An hour from now, I'll be out of work. With the end of January, my employment at Imperial ends. At almost the same time, my five-year tenancy at North End Road is coming to an end. Getting my life into boxes turned out less difficult than I had feared. I don't have all that much stuff after all, despite the best efforts of my friends who kept giving me leaving presents.

Getting rid of furniture took a while but wasn't all that difficult either. Some things I put on Gumtree. People then called me and offered not only to pick them up from my flat but also reward me monetarily for the privilege. That was good, but it didn't work for everything. Other things I put on Freecycle. This community might be rather small, despite even me heaving heard about it. My shoe rack and my stereo rack were picked up by the same person, about a week apart. I wonder if she'll react to the ads I've posted just now.

Much to my relief, the most difficult sell wasn't the sofa I had brought over from France. It was already broken when I bought it second-hand nearly ten years ago and then almost broke Flucha's back when we hauled it up the stairs to my flat. I dreaded the effort of getting rid of it, but a couple who had just moved into a flat were happy to give me a hand and then drive off with Klippan to make their new home homelier.

My dining table, solid wood and with four matching chairs, was more persistent. The ad languished on Gumtree for a good week with no response. Then, today, there were two expressions of interest. Heather was quicker and definitely more eager. She called, asked for my bank details, and five minutes later an amount matching the asking price showed up in my account. In return, I gave her my address and told her when to pick up the set.

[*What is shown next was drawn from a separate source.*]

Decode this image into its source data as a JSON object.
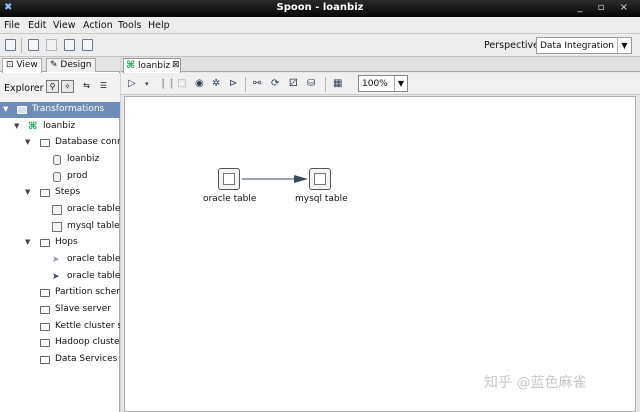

The speed of the banking transaction should be enough to take my breath away, but what really stunned me was the trust this woman put in me. On Ebay, at least there's feedback. You can have some confidence that the person behind the ad is legitimate. With Gumtree, there's absolutely nothing. I could be a complete scam. There might be no table, or at least not at the address I gave.

And yet, this woman was ready to part with her money on nothing more than a phone conversation, nothing more than my word, essentially. In times when religiously confused nutters rampage through Paris to fight the pen with guns, it's most comforting to know that civilization has not died. Maybe I should buy Heather chocolates for being such a good neighbor.